Stevens baulked. Was this little bar steward speaking in some kind of gay code?
“I must say,” Dickon bustled about behind the bar. Stevens pointed at a beer pump labelled ‘Butch Bitter’. “You’m not quite what I was expecting but I’m sure underneath all that corduroy, you’ve got the legs for it.”
“Um...” Stevens thought about it, and thought about his thighs and calves. “Yes, there is quite a bit of legwork in this game. Although, I will admit a lot of the time, it’s just sitting in a car and watching.”
He’s rumbled me as a copper already, Stevens was dismayed! What vibes must I be giving off?
“Oh, really?” said Dickon. “I hadn’t thought. Now, usually, I like to try the new ones out, get you up there and get you to give me a few minutes, but, tempus fuck it, as they say. You’ll have to go on untested.”
“Um...”
“Not a problem, is it? Can’t afford to have you shy of performing in front of a baying mob. Bit of a specialist interest, I should say, with the -” He gestured at Stevens’s upper lip.
“Ah...”
“You can come round the back.”
“Can I?”
“To get yourself sorted. Outfit in the car, is it?”
“Outfit...”
“Fuck me, what’s your stage name? Dolly Fucking Daydream? Your cozzie, love.”
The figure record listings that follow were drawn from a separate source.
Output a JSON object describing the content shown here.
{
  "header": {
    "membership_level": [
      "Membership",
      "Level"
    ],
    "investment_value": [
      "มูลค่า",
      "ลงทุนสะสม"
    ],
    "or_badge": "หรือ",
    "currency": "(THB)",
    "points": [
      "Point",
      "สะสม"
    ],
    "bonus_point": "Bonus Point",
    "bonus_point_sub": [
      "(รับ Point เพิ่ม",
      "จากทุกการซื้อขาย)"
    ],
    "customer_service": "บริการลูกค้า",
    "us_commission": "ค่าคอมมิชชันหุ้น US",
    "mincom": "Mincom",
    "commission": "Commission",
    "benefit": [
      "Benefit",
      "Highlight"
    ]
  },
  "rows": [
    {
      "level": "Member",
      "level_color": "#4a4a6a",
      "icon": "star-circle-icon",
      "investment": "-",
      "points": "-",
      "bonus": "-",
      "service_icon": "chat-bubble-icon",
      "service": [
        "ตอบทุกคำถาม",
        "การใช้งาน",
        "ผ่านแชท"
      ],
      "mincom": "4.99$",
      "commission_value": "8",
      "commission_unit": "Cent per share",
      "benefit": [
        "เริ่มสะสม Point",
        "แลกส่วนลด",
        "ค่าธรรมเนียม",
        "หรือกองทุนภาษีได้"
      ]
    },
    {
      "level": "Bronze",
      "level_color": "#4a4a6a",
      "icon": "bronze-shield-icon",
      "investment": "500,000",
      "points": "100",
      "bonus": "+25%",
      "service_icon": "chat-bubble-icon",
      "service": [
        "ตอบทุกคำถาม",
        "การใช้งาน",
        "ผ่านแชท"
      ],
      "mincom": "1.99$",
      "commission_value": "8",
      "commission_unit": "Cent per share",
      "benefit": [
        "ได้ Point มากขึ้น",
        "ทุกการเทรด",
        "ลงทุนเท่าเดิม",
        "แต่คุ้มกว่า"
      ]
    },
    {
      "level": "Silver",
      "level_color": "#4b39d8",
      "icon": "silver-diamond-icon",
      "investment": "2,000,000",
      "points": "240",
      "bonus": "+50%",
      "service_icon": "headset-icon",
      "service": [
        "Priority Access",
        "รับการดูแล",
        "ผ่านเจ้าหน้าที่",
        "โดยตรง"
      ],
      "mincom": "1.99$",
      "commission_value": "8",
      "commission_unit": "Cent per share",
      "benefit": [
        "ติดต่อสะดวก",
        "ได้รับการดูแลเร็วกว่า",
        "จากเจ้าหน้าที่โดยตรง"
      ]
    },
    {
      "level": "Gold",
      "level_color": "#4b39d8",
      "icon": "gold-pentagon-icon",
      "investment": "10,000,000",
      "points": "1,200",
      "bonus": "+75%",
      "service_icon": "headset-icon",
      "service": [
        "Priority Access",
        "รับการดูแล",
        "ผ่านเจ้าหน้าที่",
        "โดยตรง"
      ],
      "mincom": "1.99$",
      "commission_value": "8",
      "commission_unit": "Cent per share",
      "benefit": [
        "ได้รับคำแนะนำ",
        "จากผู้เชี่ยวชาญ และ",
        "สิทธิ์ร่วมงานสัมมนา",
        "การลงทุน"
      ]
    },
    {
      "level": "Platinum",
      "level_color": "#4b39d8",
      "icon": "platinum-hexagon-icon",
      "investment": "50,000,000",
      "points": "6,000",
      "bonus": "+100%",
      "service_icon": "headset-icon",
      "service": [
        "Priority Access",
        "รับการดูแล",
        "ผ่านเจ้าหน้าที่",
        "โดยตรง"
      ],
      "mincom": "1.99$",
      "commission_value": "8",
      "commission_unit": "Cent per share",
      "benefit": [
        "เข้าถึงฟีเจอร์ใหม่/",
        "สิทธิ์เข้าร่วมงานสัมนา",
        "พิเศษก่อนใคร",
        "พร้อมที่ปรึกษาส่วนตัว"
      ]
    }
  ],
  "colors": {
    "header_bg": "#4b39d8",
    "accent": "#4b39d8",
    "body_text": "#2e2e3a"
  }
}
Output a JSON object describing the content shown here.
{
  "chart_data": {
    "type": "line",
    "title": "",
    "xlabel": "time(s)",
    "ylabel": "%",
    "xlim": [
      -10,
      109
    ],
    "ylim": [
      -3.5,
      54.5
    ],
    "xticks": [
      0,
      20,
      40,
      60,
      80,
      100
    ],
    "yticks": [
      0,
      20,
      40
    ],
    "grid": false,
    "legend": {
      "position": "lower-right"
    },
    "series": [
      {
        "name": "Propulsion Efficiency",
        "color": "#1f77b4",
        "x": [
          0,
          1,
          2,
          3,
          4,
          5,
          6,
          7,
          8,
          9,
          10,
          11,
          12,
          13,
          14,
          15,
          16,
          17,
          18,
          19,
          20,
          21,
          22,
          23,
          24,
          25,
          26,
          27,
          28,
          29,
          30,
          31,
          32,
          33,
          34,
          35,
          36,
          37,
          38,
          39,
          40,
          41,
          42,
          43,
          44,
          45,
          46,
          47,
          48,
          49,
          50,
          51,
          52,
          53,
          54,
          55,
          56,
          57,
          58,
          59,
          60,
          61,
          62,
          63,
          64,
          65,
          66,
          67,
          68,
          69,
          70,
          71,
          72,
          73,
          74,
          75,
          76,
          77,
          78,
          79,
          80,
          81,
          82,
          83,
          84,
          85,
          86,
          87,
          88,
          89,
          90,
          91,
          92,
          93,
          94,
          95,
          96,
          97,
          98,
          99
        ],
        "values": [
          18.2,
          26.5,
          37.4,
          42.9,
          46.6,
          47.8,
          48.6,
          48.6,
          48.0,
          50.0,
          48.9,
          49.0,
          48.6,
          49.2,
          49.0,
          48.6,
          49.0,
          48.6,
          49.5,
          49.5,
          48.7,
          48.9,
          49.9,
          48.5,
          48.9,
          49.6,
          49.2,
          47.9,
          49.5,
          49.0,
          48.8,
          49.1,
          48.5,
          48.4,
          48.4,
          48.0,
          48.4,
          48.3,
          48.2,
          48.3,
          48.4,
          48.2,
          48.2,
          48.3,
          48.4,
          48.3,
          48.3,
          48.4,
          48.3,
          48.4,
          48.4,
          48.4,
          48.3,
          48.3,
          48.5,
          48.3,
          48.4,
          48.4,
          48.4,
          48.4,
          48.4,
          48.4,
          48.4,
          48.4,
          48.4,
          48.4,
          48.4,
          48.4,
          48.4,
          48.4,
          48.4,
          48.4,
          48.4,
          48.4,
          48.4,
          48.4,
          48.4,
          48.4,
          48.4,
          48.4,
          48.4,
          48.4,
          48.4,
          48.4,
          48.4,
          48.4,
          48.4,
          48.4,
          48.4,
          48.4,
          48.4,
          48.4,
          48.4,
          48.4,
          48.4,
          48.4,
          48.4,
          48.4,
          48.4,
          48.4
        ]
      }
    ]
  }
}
“Oh, yes.” Stevens was still unclear but it was dawning on him that he wasn’t being called upon to perform a sexual act but a cabaret one. His instincts told him to go with the flow and try not to blow his cover- or anything else for that matter.
“I have to...um, fetch it,” he pointed at the exit. “It’s at the dry cleaner’s.”
“Sweaty bitch, are you?”
“Well, it’s the bright lights and shit, you know...” Stevens edged towards the door, smiled wanly and tore out of the pub.
Fragile creatures, your performers, Dickon mused. Always uncomfortable off-stage.
He unrolled a gaudy poster and stuck it to the wall.
Limited engagement, it proclaimed. One night only! The diva of drag!
TASHA THE FLASHA!
***
Keith opened his eyes. It made no difference: everything was still pitch black. He blinked to see if that would help his eyes adjust but the movement of his eyelids only made him aware of how difficult it was to perform so simple a task. His entire body was a dull ache, a low-level throb somewhere in the dark. He tried to focus on his other senses in order to learn what he could about his surroundings.